A former Health Republic Insurance of New York (HRINY) enrollee is trying to change the terms of the Health Republic liquidation proceedings.
David Young, a lawyer in West Babylon, New York, has filed an objection to a proposed HRINY liquidation order filed by Maria Vullo, the acting superintendent of the New York State Department of Financial Services.
HRINY was one of the nonprofit, member-owned carriers started with Patient Protection and Affordable Care Act of 2010 (PPACA) Consumer Operated and Oriented Plan (CO-OP) loans. Enrollment grew quickly, but the CO-OP charged low premiums and ended up suffering heavy losses, especially after a major PPACA carrier risk management program, the PPACA risk corridors program, paid only 13 percent of what carriers were expecting the program to pay. Regulators suspended the operations of the CO-OP Nov. 30, 2014, and required enrollees to get replacement coverage for December.
A New York state judge has scheduled a hearing on the proposed order for May 10 in New York City.
Young says HRINY owes him at least $5,200 in reimbursement for care he paid for out of his own pocket. He sued the carrier in small claims court.

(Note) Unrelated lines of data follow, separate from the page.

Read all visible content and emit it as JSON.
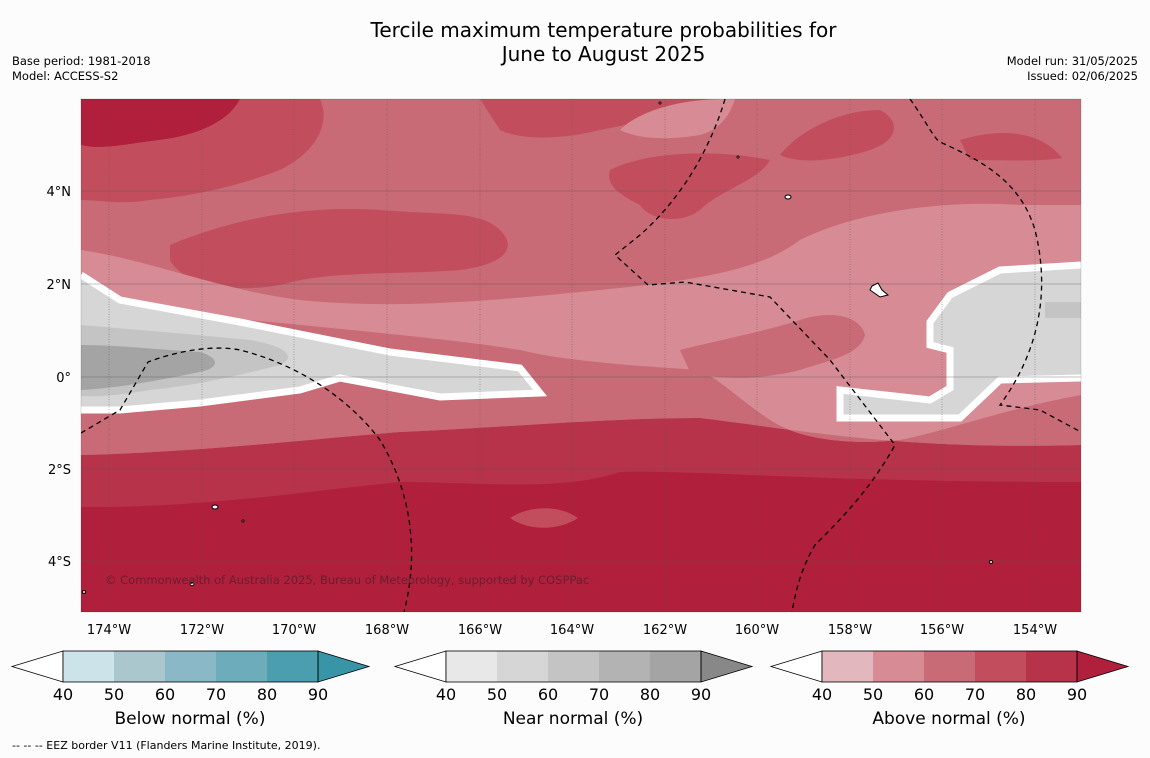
{
  "title": {
    "line1": "Tercile maximum temperature probabilities for",
    "line2": "June to August 2025"
  },
  "meta_left": {
    "base_period": "Base period: 1981-2018",
    "model": "Model: ACCESS-S2"
  },
  "meta_right": {
    "model_run": "Model run: 31/05/2025",
    "issued": "Issued: 02/06/2025"
  },
  "map": {
    "lat_labels": [
      "4°N",
      "2°N",
      "0°",
      "2°S",
      "4°S"
    ],
    "lon_labels": [
      "174°W",
      "172°W",
      "170°W",
      "168°W",
      "166°W",
      "164°W",
      "162°W",
      "160°W",
      "158°W",
      "156°W",
      "154°W"
    ],
    "copyright": "© Commonwealth of Australia 2025, Bureau of Meteorology, supported by COSPPac",
    "extent": {
      "lon_min": -174.6,
      "lon_max": -153.0,
      "lat_min": -5.0,
      "lat_max": 6.0
    }
  },
  "colorbars": [
    {
      "title": "Below normal (%)",
      "ticks": [
        "40",
        "50",
        "60",
        "70",
        "80",
        "90"
      ],
      "colors": [
        "#cbe3e9",
        "#a9c7cd",
        "#8bb8c6",
        "#6dacbb",
        "#4a9eae",
        "#3895a8"
      ]
    },
    {
      "title": "Near normal (%)",
      "ticks": [
        "40",
        "50",
        "60",
        "70",
        "80",
        "90"
      ],
      "colors": [
        "#e8e8e8",
        "#d6d6d6",
        "#c4c4c4",
        "#b3b3b3",
        "#a4a4a4",
        "#888888"
      ]
    },
    {
      "title": "Above normal (%)",
      "ticks": [
        "40",
        "50",
        "60",
        "70",
        "80",
        "90"
      ],
      "colors": [
        "#e2b8be",
        "#d68b95",
        "#c96a77",
        "#c24e5d",
        "#b7334a",
        "#b01f3b"
      ]
    }
  ],
  "footer": "--  --  -- EEZ border V11 (Flanders Marine Institute, 2019)."
}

The proposed liquidation order would create an injunction barring claims outside the liquidation process against HRINY, the New York Department of Financial Services, other public officials, or "any of their respective officers, employees, attorneys, or agents or any directors, officers, employees, attorneys, representatives of HRINY," Young says in his objection.
The state liquidation statute itself simply calls for the liquidation process to prevent levies against a failed insurer and its assets, Young says.
There is no reason to bar civil claims against the New York department, HRINY directors, officers, or HRINY employees, attorneys or representatives, Young says.